The stage for this week’s renewed financial market pessimism had been set a week ago when the Labor Department reported a record 3.283K upsurge in new jobless insurance claims for the week of March 21st, and now investors are bracing for an even greater increase of close to 4 million or more. The U.S. advance trade deficit estimate and the New York regional purchasing managers survey also get reported today.

Overnight, the price of West Texas Intermediate crude oil rebounded nearly 10% and is above $22 per barrel for the first time in a week. The price of gold climbed 1.0% and is above $1,600 per ounce.

10-year sovereign debt yields rose 3 basis points in German and a basis point in U.S. futures but slid 2 bps farther into the red in Japan’s case.

Stock markets in the Pacific Rim closed mixed with losses of 2.0% in Australia and 1.4% in Japan but gains of 2.3% in South Korea, 1.8% in Hong Kong and 1.7% in China. In Europe, share prices are down 0.2% in Spain where 616 new Covid-19 deaths occurred in the past 24 hours, but other markets have rebounded such as Italy (+1.2%), France (+0.8%), the U.K. (+0.6%) and Switzerland (+0.7%). The German Dax is just 0.2% firmer.

The dollar rose 0.4% against the euro and Mexican peso and by 0.2% versus the yen overnight but has also fallen 0.6% relative to the kiwi, 0.4% versus the Aussie dollar, 0.3% vis-a-vis the loonie and sterling and 0.1% against the yuan.

The coronavirus pandemic is fast approaching global milestones of 1 million confirmed cases and 50K deaths. The four countries with the most deaths are Italy (13,155), Spain (10,003), the United States (5,357) and France (4,032).

Producer prices in the euro area fell 0.6% in February, the most in 8 months, depressing the 12-month rate of decline to 1.3%, most in 3 months.

South Korean consumer prices slipped 0.2% last month, and its 12-month rate of increase, which had crested at a 14-month high in January of 1.5%, dropped to a 3-month l ow of 1.0%.,

Swiss consumer prices edged 0.1% higher for a second straight month in March, resulting in a 4-year low of -0.5% in on-year inflation. Core CPI inflation fell to a 25-month low of -0.1%.

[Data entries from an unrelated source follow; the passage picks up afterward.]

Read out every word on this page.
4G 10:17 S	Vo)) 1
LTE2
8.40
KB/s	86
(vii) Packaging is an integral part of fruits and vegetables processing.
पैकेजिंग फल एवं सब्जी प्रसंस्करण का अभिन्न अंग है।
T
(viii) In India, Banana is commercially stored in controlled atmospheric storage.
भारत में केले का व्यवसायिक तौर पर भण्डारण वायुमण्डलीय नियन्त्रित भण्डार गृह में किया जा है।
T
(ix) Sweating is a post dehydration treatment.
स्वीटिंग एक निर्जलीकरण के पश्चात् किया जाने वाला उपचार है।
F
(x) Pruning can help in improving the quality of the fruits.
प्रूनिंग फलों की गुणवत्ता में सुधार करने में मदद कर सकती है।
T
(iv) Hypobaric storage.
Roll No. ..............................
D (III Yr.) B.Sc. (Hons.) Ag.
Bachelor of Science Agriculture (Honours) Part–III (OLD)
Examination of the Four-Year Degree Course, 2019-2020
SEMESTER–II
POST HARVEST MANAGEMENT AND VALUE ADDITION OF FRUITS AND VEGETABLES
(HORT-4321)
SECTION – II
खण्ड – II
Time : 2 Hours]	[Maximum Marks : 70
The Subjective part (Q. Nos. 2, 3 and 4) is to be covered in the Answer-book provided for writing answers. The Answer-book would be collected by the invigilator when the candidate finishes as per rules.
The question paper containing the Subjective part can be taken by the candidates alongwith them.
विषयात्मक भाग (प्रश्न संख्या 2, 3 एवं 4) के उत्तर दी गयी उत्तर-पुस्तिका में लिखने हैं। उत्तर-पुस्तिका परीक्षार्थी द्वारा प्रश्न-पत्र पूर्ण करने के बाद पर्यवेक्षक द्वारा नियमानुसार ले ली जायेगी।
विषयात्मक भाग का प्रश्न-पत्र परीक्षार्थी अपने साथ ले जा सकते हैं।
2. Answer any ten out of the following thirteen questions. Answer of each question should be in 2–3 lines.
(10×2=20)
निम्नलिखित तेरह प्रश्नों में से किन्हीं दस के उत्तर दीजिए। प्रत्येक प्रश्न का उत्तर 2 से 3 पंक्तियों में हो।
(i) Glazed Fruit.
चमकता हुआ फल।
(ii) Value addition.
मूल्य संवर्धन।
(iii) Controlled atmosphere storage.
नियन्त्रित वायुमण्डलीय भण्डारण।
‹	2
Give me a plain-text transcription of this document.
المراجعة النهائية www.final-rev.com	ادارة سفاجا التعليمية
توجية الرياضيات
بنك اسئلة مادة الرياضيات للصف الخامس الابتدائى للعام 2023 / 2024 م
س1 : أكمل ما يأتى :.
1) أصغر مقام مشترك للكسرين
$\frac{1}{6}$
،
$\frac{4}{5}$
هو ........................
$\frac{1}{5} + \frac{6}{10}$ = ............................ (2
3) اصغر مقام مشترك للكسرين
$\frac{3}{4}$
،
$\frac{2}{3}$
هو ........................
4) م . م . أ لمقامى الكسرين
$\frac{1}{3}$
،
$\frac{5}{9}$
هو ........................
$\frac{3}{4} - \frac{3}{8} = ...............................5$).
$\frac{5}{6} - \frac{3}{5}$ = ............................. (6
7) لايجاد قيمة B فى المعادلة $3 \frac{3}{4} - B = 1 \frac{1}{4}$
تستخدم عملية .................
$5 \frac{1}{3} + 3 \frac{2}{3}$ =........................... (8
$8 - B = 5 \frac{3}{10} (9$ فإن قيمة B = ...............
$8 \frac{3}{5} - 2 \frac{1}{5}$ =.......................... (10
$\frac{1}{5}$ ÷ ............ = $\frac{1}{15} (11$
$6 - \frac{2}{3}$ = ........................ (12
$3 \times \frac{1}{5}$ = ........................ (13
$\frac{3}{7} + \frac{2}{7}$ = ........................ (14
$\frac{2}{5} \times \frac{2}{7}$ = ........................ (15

Cypriot CPI inflation was halved to 0.7% in March versus 1.4% in February.

Spanish unemployment shot up 302K last month, the biggest monthly advance since at least the start of 2001. The number of total outstanding unemployed workers is at a 35-month high.

India’s manufacturing purchasing managers index fell 2.9 points to a 4-month low of 51.6 in March.

Growth in Japan’s monetary base, which is what the BOJ controls most directly, slowed to 2.8% in March after spiking to 3.6% in February. The first-quarter pace of 3.1% was down from calendar year advances of 3.6% in 2019 and 7.3% in 2018.